Last week I had the pleasure of meeting several relatives of Heman Marion Sweatt, the civil rights figure whose courage and perseverance resulted in the integration of The University of Texas School of Law. The occasion was the 25th Annual Heman Sweatt Symposium on Civil Rights on our campus.
Heman Sweatt was the plaintiff in the landmark case, Sweatt v. Painter, in which the U. S. Supreme Court ruled that separate law school facilities for African Americans in an Austin basement could not provide a legal education equal to that available at UT. The 1950 decision enabled Sweatt to enroll here later that year and established an important precedent for Brown v. Board of Education, which ended legal segregation in public schools.
Coincidentally, last week The New York Times published an editorial the same day entitled, “One Nation, Indivisible.” The article described a recent decision by the U. S. Court of Appeals for the Fifth Circuit that upheld a lower court decision permitting UT to consider race—among other qualifications—in admissions.
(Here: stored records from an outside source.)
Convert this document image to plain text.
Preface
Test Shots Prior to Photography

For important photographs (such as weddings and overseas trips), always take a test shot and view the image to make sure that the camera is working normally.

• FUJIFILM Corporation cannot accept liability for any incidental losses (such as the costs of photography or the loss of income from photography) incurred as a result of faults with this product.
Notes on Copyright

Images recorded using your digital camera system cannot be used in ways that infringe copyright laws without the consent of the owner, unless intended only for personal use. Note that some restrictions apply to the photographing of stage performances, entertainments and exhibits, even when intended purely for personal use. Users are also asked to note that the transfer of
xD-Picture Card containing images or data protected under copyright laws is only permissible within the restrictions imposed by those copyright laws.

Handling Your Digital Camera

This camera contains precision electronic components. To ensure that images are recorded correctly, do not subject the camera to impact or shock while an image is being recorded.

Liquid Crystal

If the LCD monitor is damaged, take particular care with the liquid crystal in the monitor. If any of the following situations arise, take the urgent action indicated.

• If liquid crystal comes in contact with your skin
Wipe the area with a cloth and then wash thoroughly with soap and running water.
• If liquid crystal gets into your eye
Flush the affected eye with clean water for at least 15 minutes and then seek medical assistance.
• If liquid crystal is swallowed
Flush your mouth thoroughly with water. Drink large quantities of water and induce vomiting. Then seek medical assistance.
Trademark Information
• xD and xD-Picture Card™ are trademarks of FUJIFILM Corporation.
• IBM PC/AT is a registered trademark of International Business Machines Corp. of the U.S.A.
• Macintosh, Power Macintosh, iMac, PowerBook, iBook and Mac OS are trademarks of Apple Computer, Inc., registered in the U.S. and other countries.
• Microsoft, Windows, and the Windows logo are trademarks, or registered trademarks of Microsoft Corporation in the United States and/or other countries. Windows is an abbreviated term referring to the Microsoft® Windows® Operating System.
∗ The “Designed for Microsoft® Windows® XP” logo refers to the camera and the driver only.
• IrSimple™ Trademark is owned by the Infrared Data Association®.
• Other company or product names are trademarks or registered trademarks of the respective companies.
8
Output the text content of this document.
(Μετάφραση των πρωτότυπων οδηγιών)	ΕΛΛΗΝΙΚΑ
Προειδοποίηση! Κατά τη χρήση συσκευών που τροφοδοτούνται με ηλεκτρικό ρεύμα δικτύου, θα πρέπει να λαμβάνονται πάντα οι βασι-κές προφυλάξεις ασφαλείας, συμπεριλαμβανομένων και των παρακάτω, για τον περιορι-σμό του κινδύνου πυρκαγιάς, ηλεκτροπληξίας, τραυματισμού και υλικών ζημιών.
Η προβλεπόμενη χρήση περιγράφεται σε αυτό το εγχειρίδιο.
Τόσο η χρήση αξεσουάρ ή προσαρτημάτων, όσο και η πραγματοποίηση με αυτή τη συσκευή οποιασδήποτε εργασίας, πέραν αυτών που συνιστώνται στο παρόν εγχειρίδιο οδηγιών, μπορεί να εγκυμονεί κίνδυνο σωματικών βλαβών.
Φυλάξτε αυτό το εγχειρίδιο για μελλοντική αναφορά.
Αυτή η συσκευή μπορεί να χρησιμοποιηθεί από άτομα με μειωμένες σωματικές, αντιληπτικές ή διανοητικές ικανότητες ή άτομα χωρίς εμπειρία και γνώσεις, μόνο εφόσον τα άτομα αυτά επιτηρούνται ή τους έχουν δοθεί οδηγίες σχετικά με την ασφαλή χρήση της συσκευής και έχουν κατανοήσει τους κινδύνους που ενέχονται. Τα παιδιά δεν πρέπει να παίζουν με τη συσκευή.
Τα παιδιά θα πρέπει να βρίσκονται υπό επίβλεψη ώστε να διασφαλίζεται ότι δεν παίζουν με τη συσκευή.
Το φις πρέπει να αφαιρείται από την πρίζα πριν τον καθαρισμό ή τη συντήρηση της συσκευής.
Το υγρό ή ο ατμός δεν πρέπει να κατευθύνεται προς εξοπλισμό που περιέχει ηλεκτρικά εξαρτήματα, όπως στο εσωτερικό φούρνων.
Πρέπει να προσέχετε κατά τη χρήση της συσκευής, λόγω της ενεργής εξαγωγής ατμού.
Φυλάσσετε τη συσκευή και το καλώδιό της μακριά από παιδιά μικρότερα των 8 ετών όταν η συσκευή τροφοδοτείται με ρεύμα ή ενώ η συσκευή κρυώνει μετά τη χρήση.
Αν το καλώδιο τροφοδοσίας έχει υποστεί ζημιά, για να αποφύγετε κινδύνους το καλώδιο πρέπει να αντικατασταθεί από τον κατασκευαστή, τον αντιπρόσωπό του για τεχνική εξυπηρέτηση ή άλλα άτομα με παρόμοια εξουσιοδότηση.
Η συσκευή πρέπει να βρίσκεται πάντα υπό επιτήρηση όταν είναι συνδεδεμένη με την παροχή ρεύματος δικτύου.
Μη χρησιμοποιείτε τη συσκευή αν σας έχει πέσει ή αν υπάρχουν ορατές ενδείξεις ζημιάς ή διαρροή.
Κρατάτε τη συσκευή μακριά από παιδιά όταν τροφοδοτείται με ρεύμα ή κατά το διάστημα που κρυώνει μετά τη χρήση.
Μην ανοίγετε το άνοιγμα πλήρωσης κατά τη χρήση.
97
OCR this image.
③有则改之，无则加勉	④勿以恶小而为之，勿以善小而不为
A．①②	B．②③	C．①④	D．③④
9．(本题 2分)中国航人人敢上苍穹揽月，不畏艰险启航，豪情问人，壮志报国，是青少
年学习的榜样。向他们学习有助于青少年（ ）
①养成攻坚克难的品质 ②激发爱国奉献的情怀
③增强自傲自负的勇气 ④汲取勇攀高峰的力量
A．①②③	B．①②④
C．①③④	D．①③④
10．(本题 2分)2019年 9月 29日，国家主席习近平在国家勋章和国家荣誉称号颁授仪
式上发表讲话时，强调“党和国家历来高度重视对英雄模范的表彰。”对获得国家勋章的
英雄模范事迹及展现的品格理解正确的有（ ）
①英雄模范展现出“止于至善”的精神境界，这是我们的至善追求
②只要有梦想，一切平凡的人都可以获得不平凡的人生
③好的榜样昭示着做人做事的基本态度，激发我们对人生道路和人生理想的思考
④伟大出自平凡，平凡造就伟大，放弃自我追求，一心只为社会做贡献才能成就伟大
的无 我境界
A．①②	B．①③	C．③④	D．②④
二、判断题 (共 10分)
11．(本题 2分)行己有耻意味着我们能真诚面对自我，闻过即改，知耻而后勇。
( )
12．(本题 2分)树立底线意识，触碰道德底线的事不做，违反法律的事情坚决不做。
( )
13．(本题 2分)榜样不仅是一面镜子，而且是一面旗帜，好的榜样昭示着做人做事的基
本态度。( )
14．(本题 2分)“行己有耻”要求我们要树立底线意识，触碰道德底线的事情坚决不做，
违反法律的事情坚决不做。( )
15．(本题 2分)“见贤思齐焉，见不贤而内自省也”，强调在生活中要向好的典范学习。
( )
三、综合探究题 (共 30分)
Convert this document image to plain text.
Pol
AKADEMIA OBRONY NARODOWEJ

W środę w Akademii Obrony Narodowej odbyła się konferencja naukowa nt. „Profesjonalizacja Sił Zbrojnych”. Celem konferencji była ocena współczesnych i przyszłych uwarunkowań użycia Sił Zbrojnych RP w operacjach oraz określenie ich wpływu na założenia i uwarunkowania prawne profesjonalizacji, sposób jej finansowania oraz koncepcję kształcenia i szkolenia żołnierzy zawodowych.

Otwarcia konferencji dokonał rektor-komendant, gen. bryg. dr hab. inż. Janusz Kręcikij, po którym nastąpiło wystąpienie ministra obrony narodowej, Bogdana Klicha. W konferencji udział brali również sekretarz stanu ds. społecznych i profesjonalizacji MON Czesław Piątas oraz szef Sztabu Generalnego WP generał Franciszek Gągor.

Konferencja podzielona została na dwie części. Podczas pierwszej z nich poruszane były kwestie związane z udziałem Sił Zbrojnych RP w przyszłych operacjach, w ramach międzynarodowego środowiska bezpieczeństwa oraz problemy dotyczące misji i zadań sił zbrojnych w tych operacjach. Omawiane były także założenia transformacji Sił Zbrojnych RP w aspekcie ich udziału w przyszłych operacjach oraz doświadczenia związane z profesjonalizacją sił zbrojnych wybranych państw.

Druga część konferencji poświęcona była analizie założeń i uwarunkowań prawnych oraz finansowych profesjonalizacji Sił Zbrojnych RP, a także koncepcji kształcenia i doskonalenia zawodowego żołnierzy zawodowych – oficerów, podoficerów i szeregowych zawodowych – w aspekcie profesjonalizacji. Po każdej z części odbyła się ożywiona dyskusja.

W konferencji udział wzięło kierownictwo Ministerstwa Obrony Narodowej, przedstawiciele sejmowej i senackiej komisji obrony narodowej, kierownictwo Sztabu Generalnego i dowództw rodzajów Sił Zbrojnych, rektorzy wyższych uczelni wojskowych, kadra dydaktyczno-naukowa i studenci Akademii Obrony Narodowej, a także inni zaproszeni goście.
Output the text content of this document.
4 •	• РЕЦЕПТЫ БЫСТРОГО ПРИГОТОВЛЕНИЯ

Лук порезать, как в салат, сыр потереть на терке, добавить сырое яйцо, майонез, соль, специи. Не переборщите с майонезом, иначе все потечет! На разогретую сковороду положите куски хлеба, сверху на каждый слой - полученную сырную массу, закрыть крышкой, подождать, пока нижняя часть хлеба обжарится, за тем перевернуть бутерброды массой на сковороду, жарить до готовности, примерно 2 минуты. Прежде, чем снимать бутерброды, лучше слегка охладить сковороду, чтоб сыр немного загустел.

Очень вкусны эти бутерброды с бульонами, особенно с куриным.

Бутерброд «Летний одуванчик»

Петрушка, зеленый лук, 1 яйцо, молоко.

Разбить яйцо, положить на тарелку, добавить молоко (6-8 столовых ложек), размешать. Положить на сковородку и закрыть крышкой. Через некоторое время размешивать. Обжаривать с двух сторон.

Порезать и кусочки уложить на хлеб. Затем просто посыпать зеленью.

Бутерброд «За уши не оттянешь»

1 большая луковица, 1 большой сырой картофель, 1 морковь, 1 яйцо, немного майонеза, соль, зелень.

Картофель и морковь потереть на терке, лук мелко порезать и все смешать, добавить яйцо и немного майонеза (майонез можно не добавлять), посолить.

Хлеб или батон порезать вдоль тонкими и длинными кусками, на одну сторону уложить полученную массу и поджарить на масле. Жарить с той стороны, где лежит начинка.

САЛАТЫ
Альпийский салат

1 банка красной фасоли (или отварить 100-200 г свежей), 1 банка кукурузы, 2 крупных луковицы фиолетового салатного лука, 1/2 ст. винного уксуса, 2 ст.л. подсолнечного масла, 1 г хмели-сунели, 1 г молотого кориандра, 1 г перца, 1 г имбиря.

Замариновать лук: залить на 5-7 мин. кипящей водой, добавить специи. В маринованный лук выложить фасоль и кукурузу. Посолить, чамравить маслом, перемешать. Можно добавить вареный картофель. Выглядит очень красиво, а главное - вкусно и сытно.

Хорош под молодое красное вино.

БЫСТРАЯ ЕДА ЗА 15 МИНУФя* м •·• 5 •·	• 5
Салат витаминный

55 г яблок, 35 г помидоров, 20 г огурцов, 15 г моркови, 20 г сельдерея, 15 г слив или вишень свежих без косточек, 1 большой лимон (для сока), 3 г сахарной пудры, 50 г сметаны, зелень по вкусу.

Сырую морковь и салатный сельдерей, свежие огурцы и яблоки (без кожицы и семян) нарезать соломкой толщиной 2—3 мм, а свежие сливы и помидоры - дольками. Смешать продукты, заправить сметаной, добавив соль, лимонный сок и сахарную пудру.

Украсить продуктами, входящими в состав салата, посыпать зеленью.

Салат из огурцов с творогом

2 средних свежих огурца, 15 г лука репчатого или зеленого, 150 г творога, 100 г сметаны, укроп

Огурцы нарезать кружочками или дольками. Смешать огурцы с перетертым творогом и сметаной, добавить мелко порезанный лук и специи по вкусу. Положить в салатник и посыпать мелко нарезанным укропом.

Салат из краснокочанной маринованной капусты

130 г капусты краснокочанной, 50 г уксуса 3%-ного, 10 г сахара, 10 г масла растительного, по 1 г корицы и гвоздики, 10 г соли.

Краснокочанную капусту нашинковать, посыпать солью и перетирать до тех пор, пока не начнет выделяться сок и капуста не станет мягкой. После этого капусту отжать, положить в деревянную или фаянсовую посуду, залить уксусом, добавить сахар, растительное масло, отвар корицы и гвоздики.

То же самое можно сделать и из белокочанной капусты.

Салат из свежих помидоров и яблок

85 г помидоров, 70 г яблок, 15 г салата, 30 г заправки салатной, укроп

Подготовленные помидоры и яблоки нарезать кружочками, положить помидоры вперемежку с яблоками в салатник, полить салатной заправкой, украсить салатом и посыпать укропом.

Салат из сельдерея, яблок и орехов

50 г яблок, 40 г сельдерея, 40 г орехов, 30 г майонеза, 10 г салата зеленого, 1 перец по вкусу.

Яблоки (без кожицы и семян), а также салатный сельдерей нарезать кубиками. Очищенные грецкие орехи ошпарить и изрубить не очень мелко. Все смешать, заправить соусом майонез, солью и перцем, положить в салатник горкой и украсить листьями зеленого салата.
The Times wrote, “Like many other universities, the University of Texas values diversity’s many education benefits. Students educated in a diverse university are better prepared for a diverse work force and for helping bring about what the Supreme Court called the dream of ‘one nation, indivisible.’”
UT’s history is inextricably linked to the story of access to education in America. From Sweatt v. Painter to Hopwood v. Texas to the Top 10% Law to the most recent case—Fisher v. University of Texas at Austin–UT remains at the forefront of our national conversation on diversity, equality, and education.
We honor the memory of Heman Sweatt and remain committed to building a diverse student body of exceptional students who will serve society with distinction.